Quand l’Occident se réveillera, le Dragon crachera du feu
Il y a quelques jours, le forum de Boao, le Davos asiatique, se réunissait au Sud de la Chine. Plus de 60 pays et près de 2000 participants, mais aucun représentant des autorités américaines et un silence indifférent de la presse occidentale. Et pourtant…

Je prends le pari que la partie de poker engagée par le président des Etats-unis à l’égard de la Chine se terminera par une victoire finale de cette dernière.
Face à l’agitation agressive du nouveau Président américain et ses hausses de tarifs inconsidérées, ce colloque impressionnant donnait de la Chine, par contraste, l’image d’une dictature, certes, mais déterminée et appliquant une stratégie réfléchie.
Soyons lucides : les foucades de Trump serviront à terme l’empire du milieu. Sur le plan diplomatique, l’imprévisibilité américaine va renforcer son influence sur le Sud global, surtout après la suppression brutale de l’US Aid. La convoitise des États-Unis sur le Canada et le Groenland lui donne l’alibi qu’elle attendait pour menacer Taïwan le jour où elle le décidera.
Quand la Chine voit l’Occident lui laisser s’emparer de Hong Kong et l’Amérique abandonner l’Ukraine en rase campagne, pourquoi craindrait-elle une réaction américaine dans le détroit de Formose ? Sur le plan militaire, l’agressivité américaine justifie à la manière de Thucydide un réarmement spectaculaire : plus 10% de dépenses militaires chaque année.
Sur le plan industriel, l’abandon des investissements en énergie renouvelable ouvre un espace à la production d’équipements chinois dans le secteur. Sur le plan commercial enfin, elle étend sa zone d’influence : or la Chine est déjà le premier partenaire commercial de 140 pays dans le monde.

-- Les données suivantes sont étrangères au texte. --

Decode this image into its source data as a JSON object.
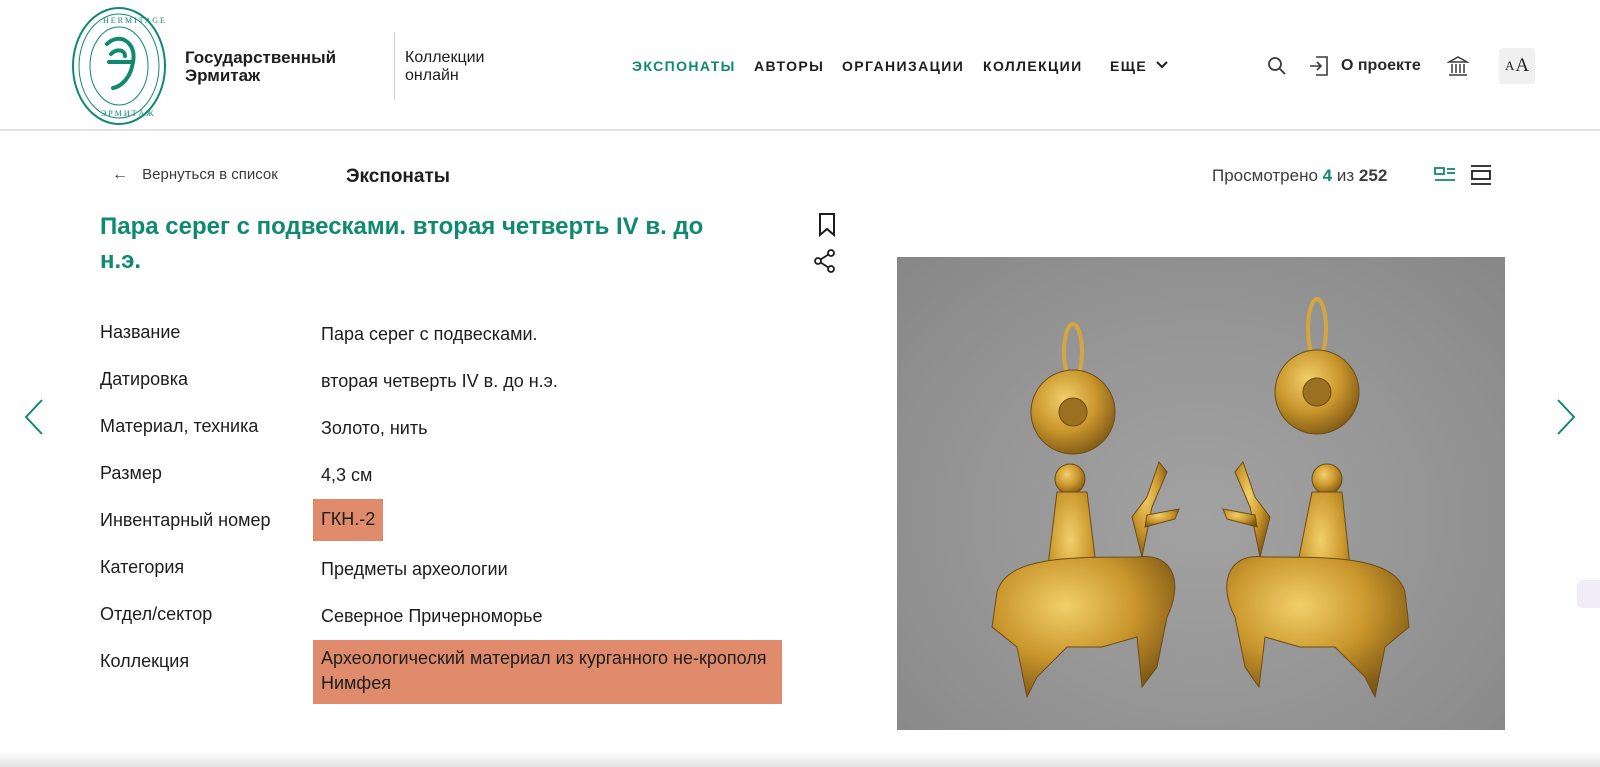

Quand l’Occident va de crise en crise, la Chine avance ses pions et offre une image de constante montée en puissance. Il faut écouter le Ministre chinois des affaires étrangères affirmant à la tribune de Boao : « La Chine a pour vocation de stabiliser un monde incertain ». Ben voyons…
Comme l’a rappelé récemment le patron de la BPI, la Chine est plus que jamais l’usine du monde : l’industrie représente 40% de son PIB (pour rappel, il s’agit de 10% du PIB en France). Les Chinois sont en train de construire 55 usines géantes de semi-conducteurs quand on en compte quatre seulement en Europe.
L’offensive porte sur tous les secteurs du futur avec des produits 30 à 40% moins chers que les européens. La Chine vient d’ailleurs de relancer les discussions pour établir un vaste accord de libre-échange avec la Corée du Sud et le Japon, un ensemble représentant un quart de l’économie mondiale et 20% du commerce international !
Longtemps les occidentaux ont cru que la Chine copiait sans innover. Ce temps n’est plus. Des générations d’entrepreneurs individuels créent des entreprises technologiques à dimensions mondiale dans les domaines les plus avancés : robotique, biotech, aéronautique, renouvelable, ordinateurs quantiques, spatial, etc. Avec un atout majeur : le contrôle de 70% des terres rares de la planète !
En se moquant des critères éthiques, la Chine se propulse au premier rang des technologies du futur en matière de numérique. La Chine est devenue un paradis pour la gestion des datas et l’entrainement des modèles IA : dans ce pays aucune donnée n’est considérée comme personnelle. Au dumping social s’ajoute un dumping éthique extrêmement dangereux.
Enfin n’oublions pas que la Chine dispose en matière monétaire d’une arme de destruction massive. Elle détient dans ses réserves 1000 milliards de dollars! Imaginons la tempête qu’elle pourrait déclencher sur les marchés financiers si la Chine décidait de vendre tout ou partie de ces dollars !
Là encore, l’Occident s’est trompé : il a cru qu’un régime de contrôle politique très sévère étoufferait l’innovation. La Chine, pour le moment, démontre le contraire. Pour se consoler, nos économistes soulignent que la croissance chinoise s’essouffle (5% quand même) et que l’immobilier traverse une crise. Certes, mais la caravane passe, et une dictature ne s’embarrasse pas de contingences électorales .
Car bien sûr tout cela se paie en termes de liberté : la Chine ignore scandaleusement les droits de l’homme et Georges Orwell aurait rêvé du système totalitaire de « crédit social » qui écrase toute velléité de résistance. Mais là encore, nous aurions tort de nous leurrer. Les Chinois, dans leur grande masse, sont passifs et prêts à supporter encore bien des contraintes pour accéder à la prospérité. Quel autre pays au monde a eu le courage de règlementer l’accès des adolescents aux écrans pour protéger leur potentiel de concentration et l’efficacité de l’enseignement ?
Quand l’Occident se réveillera, il sera peut-être trop tard : le Dragon crachera du feu.